Ari had :kidred: :kidred: around 10:30 last night. Excuse the sucky pictures, my camera died and I had to use my phone, plus they wouldn't.stay.still. :GAAH:

The black and white blur is Angelica and the chamoisee is Chickadee. Angelica is HUGE compared to Chickadee.


----------



## KW Farms (Jun 21, 2008)

Aww...adorable! Congrats! :stars:


----------



## Frosty1 (Jul 12, 2011)

They're adorable!!!  Congrats!!


----------



## Happy Hobby Farmer (May 16, 2011)

Very cute! Congrats!


----------



## toth boer goats (Jul 20, 2008)

So cute...congrats.... :thumb:


----------



## ksalvagno (Oct 6, 2009)

just adorable! Congratulations!


----------



## TexasRanger (Feb 2, 2010)

I've got five more left to kid. Two with possible triplets.


----------



## freedomstarfarm (Mar 25, 2011)

Congrats!! :stars:


----------



## DavyHollow (Jul 14, 2011)

Congrats on the blurs!!! :laugh:
They look adorable from what I can see. Glad everything went smoothly. Lovely names too!
Happy birthday Angelica and Chickadee!! :stars: :stars: :stars:


----------



## got2bkidding (Nov 4, 2011)

love the names and they are Oh so cute Congrats :dance:


----------



## RMADairyGoats (Jun 20, 2011)

So cute! Congratulations on the two beautiful doelings! :applaud: :thumb:


----------



## Lamancha Lady (Dec 13, 2011)

Grats on the cute kids :greengrin: :thumb:


----------



## TexasRanger (Feb 2, 2010)

Thanks y'all !


----------



## milkmaid (Sep 15, 2010)

AWW! They sound healthy too! :thumb: Congrats!


----------



## TexasRanger (Feb 2, 2010)

milkmaid said:


> AWW! They sound healthy too! :thumb: Congrats!
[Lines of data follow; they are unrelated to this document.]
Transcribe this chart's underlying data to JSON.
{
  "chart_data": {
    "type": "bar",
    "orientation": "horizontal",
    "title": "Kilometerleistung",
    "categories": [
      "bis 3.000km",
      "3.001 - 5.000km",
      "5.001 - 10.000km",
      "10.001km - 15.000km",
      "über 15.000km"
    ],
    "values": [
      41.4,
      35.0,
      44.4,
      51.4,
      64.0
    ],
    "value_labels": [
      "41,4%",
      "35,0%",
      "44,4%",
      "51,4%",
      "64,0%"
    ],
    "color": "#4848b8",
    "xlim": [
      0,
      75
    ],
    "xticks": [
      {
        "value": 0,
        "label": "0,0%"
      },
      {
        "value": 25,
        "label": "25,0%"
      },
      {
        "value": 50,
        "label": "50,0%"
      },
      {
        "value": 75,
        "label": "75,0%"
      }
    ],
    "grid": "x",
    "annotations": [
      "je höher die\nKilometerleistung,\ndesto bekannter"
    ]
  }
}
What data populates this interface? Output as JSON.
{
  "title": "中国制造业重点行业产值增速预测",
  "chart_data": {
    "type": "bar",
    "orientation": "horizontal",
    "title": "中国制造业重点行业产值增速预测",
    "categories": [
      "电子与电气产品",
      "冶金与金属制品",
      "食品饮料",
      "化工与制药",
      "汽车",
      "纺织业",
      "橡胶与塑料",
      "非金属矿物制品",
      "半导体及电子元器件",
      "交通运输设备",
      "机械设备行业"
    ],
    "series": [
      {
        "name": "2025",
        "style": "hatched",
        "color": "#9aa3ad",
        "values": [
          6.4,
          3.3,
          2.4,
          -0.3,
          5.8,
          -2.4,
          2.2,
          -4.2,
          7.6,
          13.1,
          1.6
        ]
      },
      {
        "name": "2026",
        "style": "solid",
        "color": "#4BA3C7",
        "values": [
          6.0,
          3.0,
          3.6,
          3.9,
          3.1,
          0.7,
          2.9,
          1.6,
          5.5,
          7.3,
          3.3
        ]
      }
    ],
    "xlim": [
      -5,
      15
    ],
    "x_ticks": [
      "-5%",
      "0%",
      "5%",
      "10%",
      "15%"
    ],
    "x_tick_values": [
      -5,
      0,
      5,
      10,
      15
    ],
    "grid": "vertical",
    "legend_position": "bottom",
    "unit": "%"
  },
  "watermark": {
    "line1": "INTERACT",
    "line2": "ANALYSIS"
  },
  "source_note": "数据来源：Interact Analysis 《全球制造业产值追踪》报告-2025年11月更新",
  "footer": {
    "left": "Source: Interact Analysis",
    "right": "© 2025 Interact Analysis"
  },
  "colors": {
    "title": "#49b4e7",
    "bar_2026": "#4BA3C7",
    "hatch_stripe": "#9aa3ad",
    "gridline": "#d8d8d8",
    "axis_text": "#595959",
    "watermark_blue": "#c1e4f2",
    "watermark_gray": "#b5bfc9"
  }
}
That they are, Angelica has "healthy" lungs. She would make a good tornado siren. :laugh:


----------



## peggy (Aug 11, 2010)

They are adorable, Congratulations on 2 healthy girls.


----------



## TexasRanger (Feb 2, 2010)

*Re: Ari had twins! *pics**

My camera decided to work, so here they are.

Angelica

















Chickadee


----------



## toth boer goats (Jul 20, 2008)

They are so cute....... :thumb: :greengrin:


----------